The kind of film that if nothing else will help you understand your friends who were in noise bands just a little better, Flux Gourmet is a sensual masterpiece that would cause a riot in most legislative bodies. It’s a singular expression of unspeakable corners of the human condition, and the kind of film that, if it were a person, you’d want to take out and make your friends … concerned. Back in my festival-programmer days, the perennial operating procedure was this: Any film that made me laugh or scream at a volume or intensity that got the neighbors texting, calling or knocking at the door in concern was automatically accepted. Flux Gourmet elicited a fit of laughter that set off the neighbor’s dogs across the yard, which is an unprecedented phenomenon.
But writer-director Peter Strickland’s films are nothing if not singular provocations. 2012’s Berberian Sound Studio detailed the mental fractalization of a Foley artist going mad, 2014’s The Duke of Burgundy was an exquisite feminist tale of BDSM with a credited “fragrance consultant,” and 2018’s In Fabric was a masterpiece of lowbrow and highbrow getting all torn up and making something amazing. Strickland delights in all the senses, even the ones typically ignored by cinema. This is a film that literally takes the phrase “artsy-fartsy” and explores it from both angles, giving the artistry and the fartistry equal footing in the insane world it unfolds in.
In this film, performance artists working in the milieu of “sonic catering” (musical cooking) have taken up a three-week residence at the behest of Jan Stevens (Gwendoline Christie). Perfectly attired, Stevens is equal parts patroness, minister of culture, festival programmer, arts doyenne, executive director and velvet-clad fist of iron when it comes to the world of avant-garde art. Kohl-rimmed eyes and constructively expressive hats are but part of this woman’s arsenal, and the trio she has brought to her country manse are indeed a wild bunch of spiky freaks. Sometimes, you see, one of the greatest gifts one can give an artist is to tell them no.
Elle (Fatma Mohamed) is the creative force — Diamanda Galás and Karen Finley at the same time. Her jewelry and accessory game are impeccable, and her fingerless cat-burglar gloves are never not funny — up there with Bellini’s double-towel reveal in the new season of The Kids in the Hall. Mohamed gave one of the best performances of 2018 in In Fabric, and here she flourishes, tearing into this film like a bird of prey. “Wouldn’t it be easier to compromise,” the writer-documentarian Stones asks her. “No,” she replies, cigarette smoke wafting behind her, puffy sleeves punching through a diffident world.

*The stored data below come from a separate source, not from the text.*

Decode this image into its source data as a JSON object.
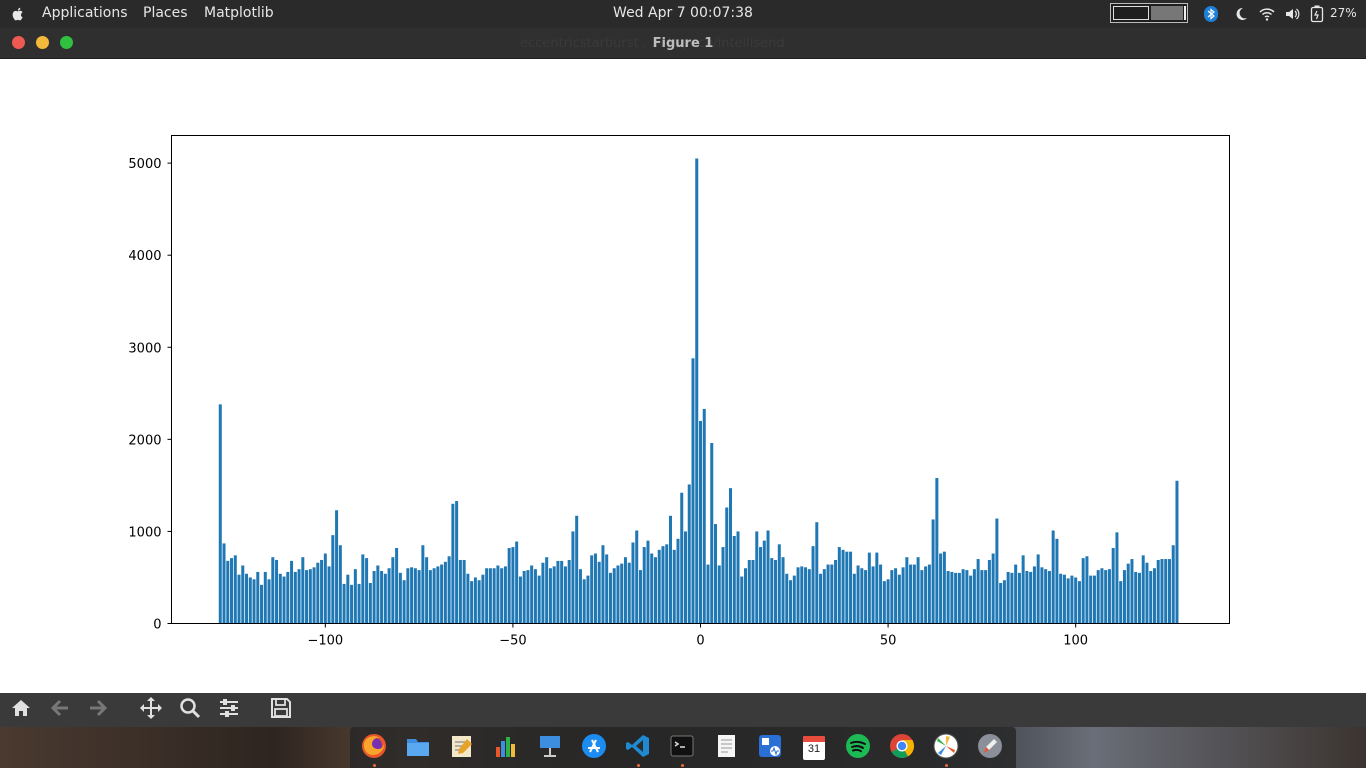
{
  "topbar": {
    "menus": [
      "Applications",
      "Places",
      "Matplotlib"
    ],
    "clock": "Wed Apr 7  00:07:38",
    "battery_percent": "27%",
    "battery_level": 0.27
  },
  "window": {
    "title": "Figure 1",
    "background_text": "eccentricstarburst . . . kspace/intellisend"
  },
  "colors": {
    "bar": "#1f77b4",
    "close": "#ee5a52",
    "minimize": "#f2b93b",
    "maximize": "#2fc13f"
  },
  "toolbar": {
    "buttons": [
      "home-icon",
      "back-icon",
      "forward-icon",
      "pan-icon",
      "zoom-icon",
      "configure-subplots-icon",
      "save-icon"
    ]
  },
  "dock": {
    "apps": [
      "firefox-icon",
      "files-icon",
      "text-editor-icon",
      "charts-icon",
      "keynote-icon",
      "app-store-icon",
      "vscode-icon",
      "terminal-icon",
      "notes-icon",
      "system-monitor-icon",
      "calendar-icon",
      "spotify-icon",
      "chrome-icon",
      "matplotlib-icon",
      "launchpad-icon"
    ],
    "calendar_day": "31"
  },
  "chart_data": {
    "type": "bar",
    "title": "",
    "xlabel": "",
    "ylabel": "",
    "xlim": [
      -141,
      141
    ],
    "ylim": [
      0,
      5300
    ],
    "xticks": [
      -100,
      -50,
      0,
      50,
      100
    ],
    "yticks": [
      0,
      1000,
      2000,
      3000,
      4000,
      5000
    ],
    "xtick_labels": [
      "−100",
      "−50",
      "0",
      "50",
      "100"
    ],
    "ytick_labels": [
      "0",
      "1000",
      "2000",
      "3000",
      "4000",
      "5000"
    ],
    "x_start": -128,
    "values": [
      2380,
      870,
      680,
      710,
      740,
      530,
      630,
      540,
      500,
      480,
      560,
      420,
      560,
      480,
      720,
      690,
      540,
      510,
      560,
      680,
      560,
      590,
      720,
      580,
      590,
      610,
      660,
      690,
      760,
      620,
      960,
      1230,
      850,
      430,
      530,
      420,
      590,
      430,
      750,
      710,
      440,
      570,
      630,
      570,
      540,
      600,
      720,
      820,
      550,
      470,
      600,
      610,
      600,
      580,
      850,
      720,
      580,
      600,
      620,
      640,
      670,
      730,
      1300,
      1330,
      690,
      690,
      540,
      460,
      500,
      470,
      530,
      600,
      600,
      600,
      630,
      600,
      620,
      820,
      830,
      890,
      510,
      570,
      580,
      630,
      590,
      520,
      660,
      720,
      600,
      620,
      680,
      680,
      620,
      690,
      1000,
      1170,
      590,
      480,
      520,
      740,
      760,
      670,
      850,
      750,
      550,
      600,
      630,
      650,
      720,
      660,
      880,
      1010,
      580,
      830,
      900,
      760,
      720,
      800,
      840,
      860,
      1170,
      800,
      920,
      1420,
      1000,
      1510,
      2880,
      5050,
      2200,
      2330,
      640,
      1960,
      1080,
      630,
      830,
      1260,
      1470,
      950,
      1000,
      510,
      600,
      690,
      690,
      1000,
      830,
      900,
      1010,
      710,
      690,
      860,
      720,
      540,
      470,
      520,
      610,
      620,
      610,
      590,
      840,
      1100,
      540,
      590,
      640,
      640,
      690,
      830,
      800,
      780,
      780,
      540,
      630,
      600,
      580,
      770,
      620,
      770,
      640,
      460,
      480,
      580,
      600,
      530,
      610,
      720,
      640,
      640,
      720,
      580,
      620,
      640,
      1130,
      1580,
      760,
      780,
      570,
      560,
      550,
      550,
      590,
      580,
      520,
      590,
      700,
      580,
      580,
      690,
      760,
      1140,
      440,
      470,
      560,
      550,
      640,
      550,
      740,
      570,
      560,
      620,
      750,
      610,
      590,
      570,
      1010,
      920,
      540,
      530,
      490,
      520,
      500,
      460,
      710,
      730,
      520,
      520,
      580,
      600,
      580,
      590,
      820,
      990,
      460,
      580,
      650,
      700,
      560,
      550,
      740,
      660,
      570,
      600,
      690,
      700,
      700,
      700,
      850,
      1550
    ]
  }
}
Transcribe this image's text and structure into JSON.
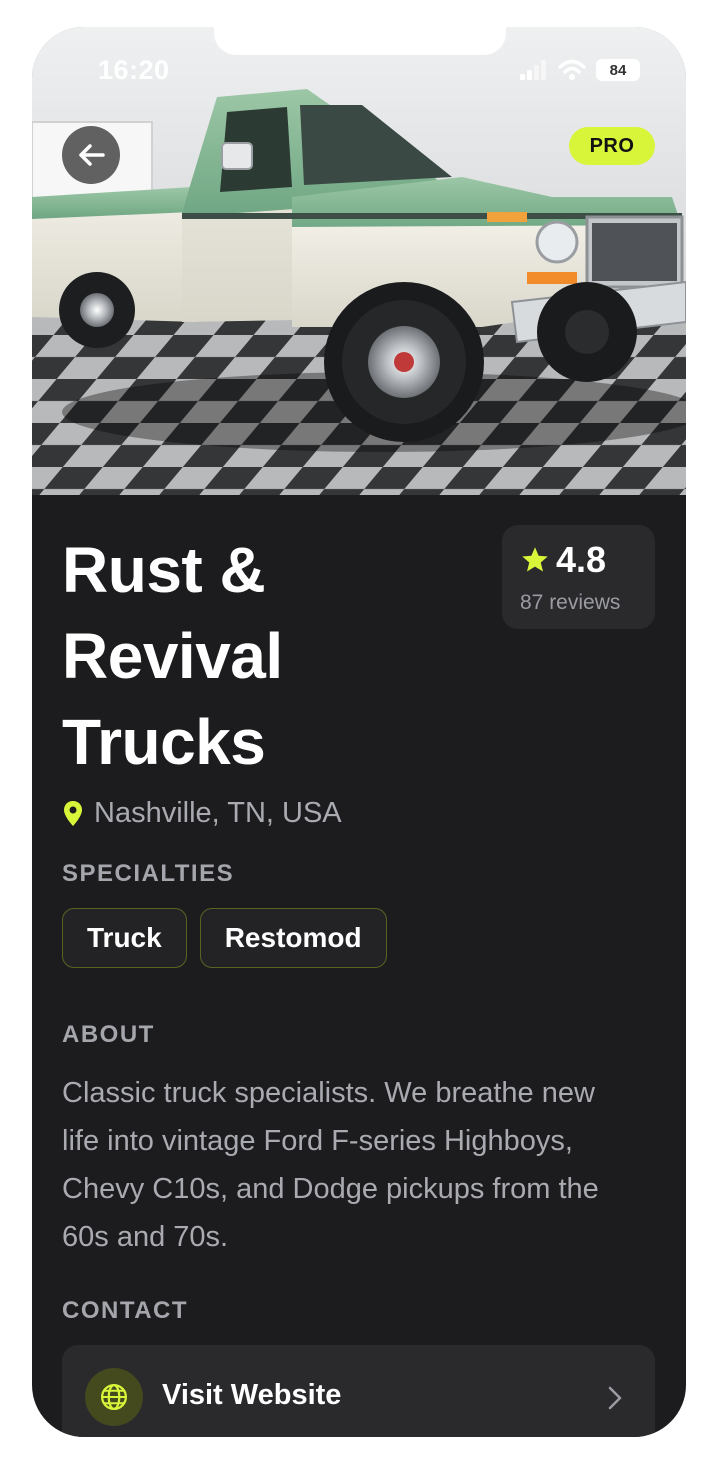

And Stones (Makis Papadimitriou), an adorable bean-bag chair of a man, is betrayed by his own digestive system to the extent that he lives in fear of being exposed for his near-continuous stream of flatulence. His stasis is pitched in opposition to Elle’s full-speed-ahead mood swings, establishing the continuum the film’s characters will be conducting themselves on. There’s also Billy (Asa Butterfield), styled like he’s the cover model for Sullen Teen magazine, and Lamina (Ariane Labed as Kristen Stewart, crafting the only character to inspire both empathy and the outright coveting of outfits), the technicians Elle depends on and devours (metaphorically) to bring her visions to life. Over the course of three weeks, as artists are wont to do, boundaries will be transgressed, grants will be accessed, and formal dining will never be the same again. “Misunderstandings between us,” Billy confesses, “are the key to our sound.”
The film explores compulsive farting and the collective’s response to it as a metaphor for the way that contemporary art and culture metabolize and exploit trauma and pain, and that’s not going to appeal to everyone. Or even most people. But Strickland and his cast understand the labyrinthine world of endowment funding and patronage that prop up what little investment in the arts is available these days, and in its fantastic burlesques and dips into the truly grotesque (the influence of The Kipper Kids is never completely beyond us as a culture) they find some stark truth that more accessible cinema would only tiptoe around. This is a film in which The Mangrove Snacks — a collective Jan Stevens rejected for residence — periodically emerges to wage terrapin-based terrorist attacks against the institution. (“They don’t even do transgression well,” Jan deadpans.) Every performance concludes with “audience tributes,” which are basically exquisitely photographed, Radley Metzger-style orgies between artist and audience.
There’s a moment, fairly early on, when Elle gives her after-dinner speech, deconstructing the idea of the manufactured housewife. She says, “Time spent cooking is time in which you can dream about the things you want out of life, even if they might not be possible,” and it hits you in the solar plexus like a fire extinguisher. Every gesture in this film means something more than just what it depicts, a feast of nested possibilities that resonate even after Flux Gourmet ends. One of the highest compliments a film can receive is that just by watching and listening to it, you learn all sorts of things you never even thought about exploring. If a film is a meal, Flux Gourmet is Noma and El Bulli territory, the earthy drive of hunger fulfilled in the realm of the sublime.